The box is made from PG plywood – maple with a liner of basswood, and walnut for the inlaid “poop,” which has PG acrylic eyes and mouth. The walnut band was kind of a happy accident – I somehow messed up the dimensions so the lid wouldn’t lower all the way with the cards inside, so I added the walnut strips to close the gap. It looks 'way better with the walnut than it did before.
I never had any doubt. You did a triple nested one no less, did you flip mate each “layer”? It can get confusing with kerf adjustment, tricky to keep it straight as you build it up.
The initial “poop” layer wasn’t flipped, because I got confused; I’d already cut the box parts right-side up planning to flip the poop (never really thought I’d see myself typing that phrase…), then realized the poop had engraves on it and didn’t want to start over. It was a tight fit, but it went together with them both right side up. The rest were flipped in alternating directions, though.
The hardest part was minimizing the distortions in the curves when I expanded the lines. I manually added nodes (AD doesn’t seem to have an “add nodes” function) and that helped, although it didn’t completely stop the distorting.

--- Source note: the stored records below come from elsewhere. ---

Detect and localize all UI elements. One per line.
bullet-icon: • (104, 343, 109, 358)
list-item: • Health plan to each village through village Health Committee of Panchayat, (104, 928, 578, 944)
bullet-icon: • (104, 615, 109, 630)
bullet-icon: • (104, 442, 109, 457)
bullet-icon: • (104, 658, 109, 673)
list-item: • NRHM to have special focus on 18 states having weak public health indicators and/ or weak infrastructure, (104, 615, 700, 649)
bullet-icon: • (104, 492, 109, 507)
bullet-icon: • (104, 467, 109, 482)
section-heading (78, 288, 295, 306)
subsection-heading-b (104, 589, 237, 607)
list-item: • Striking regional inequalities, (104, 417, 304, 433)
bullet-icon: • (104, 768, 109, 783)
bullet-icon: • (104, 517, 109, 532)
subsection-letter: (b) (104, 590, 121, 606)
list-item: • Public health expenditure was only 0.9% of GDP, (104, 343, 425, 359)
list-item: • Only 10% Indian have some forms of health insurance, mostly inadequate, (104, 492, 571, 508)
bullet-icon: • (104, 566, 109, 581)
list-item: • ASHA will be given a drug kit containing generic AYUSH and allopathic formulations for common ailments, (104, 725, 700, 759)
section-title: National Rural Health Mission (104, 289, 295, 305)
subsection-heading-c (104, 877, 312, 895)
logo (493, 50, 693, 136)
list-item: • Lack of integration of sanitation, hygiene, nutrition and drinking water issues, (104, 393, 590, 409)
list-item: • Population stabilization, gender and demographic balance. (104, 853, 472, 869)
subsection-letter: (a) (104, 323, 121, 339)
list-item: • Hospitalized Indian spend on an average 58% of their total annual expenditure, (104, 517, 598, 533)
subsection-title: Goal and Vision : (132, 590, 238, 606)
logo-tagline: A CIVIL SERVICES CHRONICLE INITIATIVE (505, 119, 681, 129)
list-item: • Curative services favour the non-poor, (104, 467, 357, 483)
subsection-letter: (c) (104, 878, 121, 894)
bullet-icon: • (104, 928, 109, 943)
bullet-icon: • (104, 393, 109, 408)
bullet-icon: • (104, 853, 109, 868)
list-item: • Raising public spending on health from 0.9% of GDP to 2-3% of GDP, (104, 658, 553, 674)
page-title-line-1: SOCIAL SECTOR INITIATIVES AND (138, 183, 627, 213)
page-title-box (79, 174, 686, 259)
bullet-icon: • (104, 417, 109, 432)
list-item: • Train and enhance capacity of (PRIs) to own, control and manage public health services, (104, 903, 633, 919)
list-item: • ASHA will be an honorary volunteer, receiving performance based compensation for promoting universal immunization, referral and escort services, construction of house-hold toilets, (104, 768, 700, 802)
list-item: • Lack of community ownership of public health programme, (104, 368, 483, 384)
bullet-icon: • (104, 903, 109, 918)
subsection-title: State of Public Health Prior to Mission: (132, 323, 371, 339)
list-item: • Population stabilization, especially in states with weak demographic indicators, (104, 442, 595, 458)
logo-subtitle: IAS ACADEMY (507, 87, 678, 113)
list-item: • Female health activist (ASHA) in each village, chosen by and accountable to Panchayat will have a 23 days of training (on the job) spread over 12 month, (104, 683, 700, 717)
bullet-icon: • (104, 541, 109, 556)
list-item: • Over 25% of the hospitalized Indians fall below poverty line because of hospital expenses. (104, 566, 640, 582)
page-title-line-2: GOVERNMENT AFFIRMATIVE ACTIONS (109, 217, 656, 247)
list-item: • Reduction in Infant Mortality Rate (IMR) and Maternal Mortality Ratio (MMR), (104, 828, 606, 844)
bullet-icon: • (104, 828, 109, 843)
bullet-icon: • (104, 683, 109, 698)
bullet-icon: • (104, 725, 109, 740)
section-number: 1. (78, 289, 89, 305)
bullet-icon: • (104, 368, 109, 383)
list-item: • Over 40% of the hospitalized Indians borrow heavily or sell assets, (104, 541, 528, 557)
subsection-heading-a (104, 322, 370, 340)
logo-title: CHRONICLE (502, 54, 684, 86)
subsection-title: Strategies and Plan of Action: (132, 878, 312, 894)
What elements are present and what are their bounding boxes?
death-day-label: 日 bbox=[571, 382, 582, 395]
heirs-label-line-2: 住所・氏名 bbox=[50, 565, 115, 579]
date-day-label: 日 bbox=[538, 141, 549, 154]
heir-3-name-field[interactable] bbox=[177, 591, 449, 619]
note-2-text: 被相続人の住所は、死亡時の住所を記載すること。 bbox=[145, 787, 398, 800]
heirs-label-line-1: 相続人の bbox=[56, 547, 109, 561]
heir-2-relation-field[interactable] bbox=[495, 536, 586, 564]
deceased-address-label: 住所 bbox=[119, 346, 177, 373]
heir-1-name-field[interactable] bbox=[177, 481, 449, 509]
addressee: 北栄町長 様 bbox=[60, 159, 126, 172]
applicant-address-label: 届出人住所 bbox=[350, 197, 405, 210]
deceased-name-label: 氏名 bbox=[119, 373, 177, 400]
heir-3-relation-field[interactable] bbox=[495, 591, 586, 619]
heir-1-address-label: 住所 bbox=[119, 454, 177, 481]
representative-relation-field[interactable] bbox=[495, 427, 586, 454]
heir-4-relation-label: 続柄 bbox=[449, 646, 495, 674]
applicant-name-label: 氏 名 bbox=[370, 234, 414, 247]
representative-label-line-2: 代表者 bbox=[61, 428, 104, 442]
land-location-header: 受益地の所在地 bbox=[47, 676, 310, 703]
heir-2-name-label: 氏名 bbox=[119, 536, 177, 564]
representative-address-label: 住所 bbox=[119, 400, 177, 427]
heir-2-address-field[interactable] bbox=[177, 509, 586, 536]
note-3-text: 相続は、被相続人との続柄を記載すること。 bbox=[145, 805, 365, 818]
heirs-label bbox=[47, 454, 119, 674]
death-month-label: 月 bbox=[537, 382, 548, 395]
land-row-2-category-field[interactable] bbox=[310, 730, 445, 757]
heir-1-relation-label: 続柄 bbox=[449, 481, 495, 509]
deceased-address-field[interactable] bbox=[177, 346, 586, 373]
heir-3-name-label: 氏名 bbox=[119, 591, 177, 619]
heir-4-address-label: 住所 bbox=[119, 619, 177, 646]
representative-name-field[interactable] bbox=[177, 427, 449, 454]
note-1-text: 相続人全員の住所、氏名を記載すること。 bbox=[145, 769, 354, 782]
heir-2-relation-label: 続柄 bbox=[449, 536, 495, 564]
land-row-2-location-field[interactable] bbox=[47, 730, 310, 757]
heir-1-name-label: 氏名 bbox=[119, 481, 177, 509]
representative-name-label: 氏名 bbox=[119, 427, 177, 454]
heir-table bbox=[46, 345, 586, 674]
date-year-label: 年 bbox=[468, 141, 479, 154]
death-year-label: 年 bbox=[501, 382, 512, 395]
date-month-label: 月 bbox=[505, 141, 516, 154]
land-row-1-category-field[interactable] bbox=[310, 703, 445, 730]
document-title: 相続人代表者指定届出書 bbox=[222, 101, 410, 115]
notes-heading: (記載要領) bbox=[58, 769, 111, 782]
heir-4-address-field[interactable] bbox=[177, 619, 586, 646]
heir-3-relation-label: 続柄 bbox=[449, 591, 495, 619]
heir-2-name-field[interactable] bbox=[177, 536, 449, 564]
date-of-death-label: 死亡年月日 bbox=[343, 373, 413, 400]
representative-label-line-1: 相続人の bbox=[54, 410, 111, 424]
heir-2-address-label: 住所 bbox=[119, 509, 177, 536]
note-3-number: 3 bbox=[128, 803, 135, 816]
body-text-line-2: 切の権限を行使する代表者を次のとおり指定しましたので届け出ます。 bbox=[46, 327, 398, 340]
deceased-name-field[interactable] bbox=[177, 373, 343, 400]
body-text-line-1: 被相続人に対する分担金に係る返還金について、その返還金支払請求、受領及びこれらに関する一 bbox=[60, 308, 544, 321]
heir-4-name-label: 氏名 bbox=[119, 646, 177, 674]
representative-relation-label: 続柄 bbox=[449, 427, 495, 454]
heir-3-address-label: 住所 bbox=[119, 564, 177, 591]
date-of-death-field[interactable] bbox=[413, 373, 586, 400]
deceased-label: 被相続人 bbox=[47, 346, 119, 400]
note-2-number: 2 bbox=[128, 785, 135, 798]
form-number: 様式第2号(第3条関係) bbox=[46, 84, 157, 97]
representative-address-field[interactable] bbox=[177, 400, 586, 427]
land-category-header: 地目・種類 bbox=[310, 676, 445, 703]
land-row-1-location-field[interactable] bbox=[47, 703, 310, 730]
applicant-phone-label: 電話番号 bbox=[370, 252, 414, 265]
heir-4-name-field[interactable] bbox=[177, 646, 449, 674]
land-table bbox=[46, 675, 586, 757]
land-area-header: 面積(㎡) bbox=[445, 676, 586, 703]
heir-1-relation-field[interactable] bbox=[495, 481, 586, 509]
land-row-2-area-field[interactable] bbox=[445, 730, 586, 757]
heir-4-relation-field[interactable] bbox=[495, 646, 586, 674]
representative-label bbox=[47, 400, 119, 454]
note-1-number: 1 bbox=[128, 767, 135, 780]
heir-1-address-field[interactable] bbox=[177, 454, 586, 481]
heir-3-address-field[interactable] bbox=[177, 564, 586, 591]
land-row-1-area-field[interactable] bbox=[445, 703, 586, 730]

Yes. I mainly just wish it would spread them out evenly the way Blender does, It makes one from many but then you have to select each case and I find myself laboriously going through everything adding or collapsing as I go. There is some that can be done in the trace function but I have not narrowed down the ideal settings.
Inkscape will add one node where you double-click, or exactly halfway between selected nodes if you use the “Add Node” button - so if you select all nodes, it will double (-1) the total node count, evenly distributed between adjacent nodes.
I use it to create tabs across a straight edge, much easier and flexible than using the tab box generator.